How to set textColor of UILabel in Swift

Solution 1:

The easiest workaround is create dummy labels in IB, give them the text the color you like and set to hidden. You can then reference this color in your code to set your label to the desired color.

yourLabel.textColor = hiddenLabel.textColor

The only way I could change the text color programmatically was by using the standard colors, UIColor.white, UIColor.green...

Solution 2:

This code example that follows shows a basic UILabel configuration.

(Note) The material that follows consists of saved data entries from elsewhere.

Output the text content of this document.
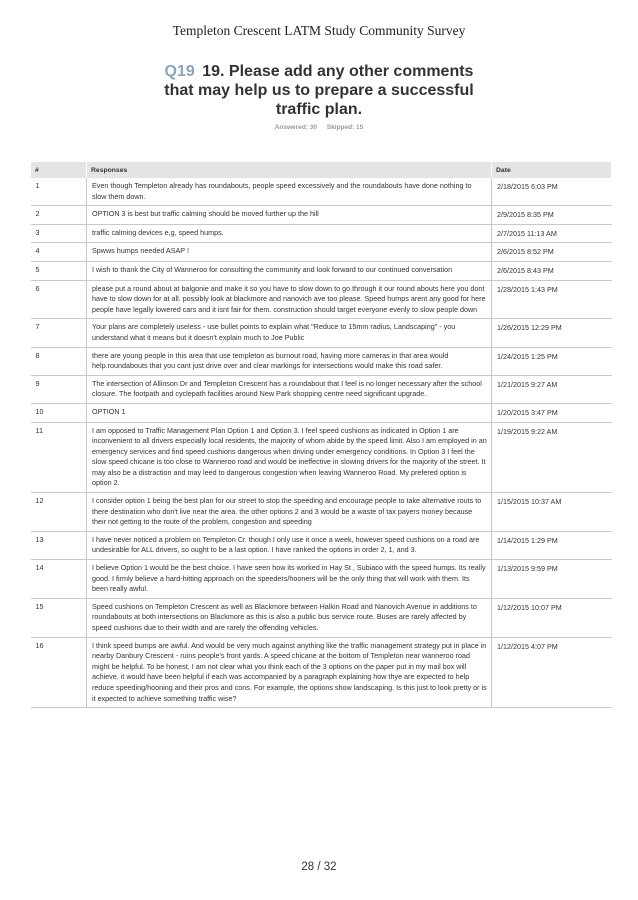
Templeton Crescent LATM Study Community Survey
Q19 19. Please add any other comments that may help us to prepare a successful traffic plan.
Answered: 30 Skipped: 15
#	Responses	Date
1	Even though Templeton already has roundabouts, people speed excessively and the roundabouts have done nothing to slow them down.	2/18/2015 6:03 PM
2	OPTION 3 is best but traffic calming should be moved further up the hill	2/9/2015 8:35 PM
3	traffic calming devices e,g, speed humps.	2/7/2015 11:13 AM
4	Spwws humps needed ASAP !	2/6/2015 8:52 PM
5	I wish to thank the City of Wanneroo for consulting the community and look forward to our continued conversation	2/6/2015 8:43 PM
6	please put a round about at balgonie and make it so you have to slow down to go through it our round abouts here you dont have to slow down for at all. possibly look at blackmore and nanovich ave too please. Speed humps arent any good for here people have legally lowered cars and it isnt fair for them. construction should target everyone evenly to slow people down	1/28/2015 1:43 PM
7	Your plans are completely useless - use bullet points to explain what "Reduce to 15mm radius, Landscaping" - you understand what it means but it doesn't explain much to Joe Public	1/26/2015 12:29 PM
8	there are young people in this area that use templeton as burnout road, having more cameras in that area would help.roundabouts that you cant just drive over and clear markings for intersections would make this road safer.	1/24/2015 1:25 PM
9	The intersection of Allinson Dr and Templeton Crescent has a roundabout that I feel is no longer necessary after the school closure. The footpath and cyclepath facilities around New Park shopping centre need significant upgrade.	1/21/2015 9:27 AM
10	OPTION 1	1/20/2015 3:47 PM
11	I am opposed to Traffic Management Plan Option 1 and Option 3. I feel speed cushions as indicated in Option 1 are inconvenient to all drivers especially local residents, the majority of whom abide by the speed limit. Also I am employed in an emergency services and find speed cushions dangerous when driving under emergency conditions. In Option 3 I feel the slow speed chicane is too close to Wanneroo road and would be ineffective in slowing drivers for the majority of the street. It may also be a distraction and may leed to dangerous congestion when leaving Wanneroo Road. My prefered option is option 2.	1/19/2015 9:22 AM
12	I consider option 1 being the best plan for our street to stop the speeding and encourage people to take alternative routs to there destination who don't live near the area. the other options 2 and 3 would be a waste of tax payers money because their not getting to the route of the problem, congestion and speeding	1/15/2015 10:37 AM
13	I have never noticed a problem on Templeton Cr. though I only use it once a week, however speed cushions on a road are undesirable for ALL drivers, so ought to be a last option. I have ranked the options in order 2, 1, and 3.	1/14/2015 1:29 PM
14	I believe Option 1 would be the best choice. I have seen how its worked in Hay St , Subiaco with the speed humps. Its really good. I firmly believe a hard-hitting approach on the speeders/hooners will be the only thing that will work with them. Its been really awful.	1/13/2015 9:59 PM
15	Speed cushions on Templeton Crescent as well as Blackmore between Halkin Road and Nanovich Avenue in additions to roundabouts at both intersections on Blackmore as this is also a public bus service route. Buses are rarely affected by speed cushions due to their width and are rarely the offending vehicles.	1/12/2015 10:07 PM
16	I think speed bumps are awful. And would be very much against anything like the traffic management strategy put in place in nearby Danbury Crescent - ruins people's front yards. A speed chicane at the bottom of Templeton near wanneroo road might be helpful. To be honest, I am not clear what you think each of the 3 options on the paper put in my mail box will achieve. it would have been helpful if each was accompanied by a paragraph explaining how thye are expected to help reduce speeding/hooning and their pros and cons. For example, the options show landscaping. Is this just to look pretty or is it expected to achieve something traffic wise?	1/12/2015 4:07 PM
28 / 32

let lbl = UILabel(frame: CGRectMake(0, 0, 300, 200))
lbl.text = "yourString"

// Enum type, two variations:
lbl.textAlignment = NSTextAlignment.Right
lbl.textAlignment = .Right

lbl.textColor = UIColor.red
lbl.shadowColor = UIColor.black
lbl.font = UIFont(name: "HelveticaNeue", size: CGFloat(22))
self.view.addSubview(lbl)

Solution 3:

I don't know why but to change the text color of the labels you need to divide the value you want with 255, because it works only until 1.0.

For example a dark blue color:

label.textColor = UIColor(red: 0.0, green: 0.004, blue: 0.502, alpha: 1.0)

Solution 4:

Made an app with two labels in IB and the following:

@IBOutlet var label1: UILabel!
@IBOutlet var label2: UILabel!

override func viewDidLoad() {
    super.viewDidLoad()
    label1.textColor = UIColor.redColor() // in Swift 3 it's UIColor.red
    label2.textColor = label1.textColor
}

label2 color changed as expected, so your line works. Try println(otherLabel.textColor) right before you set myLabel.textColor to see if the color's what you expect.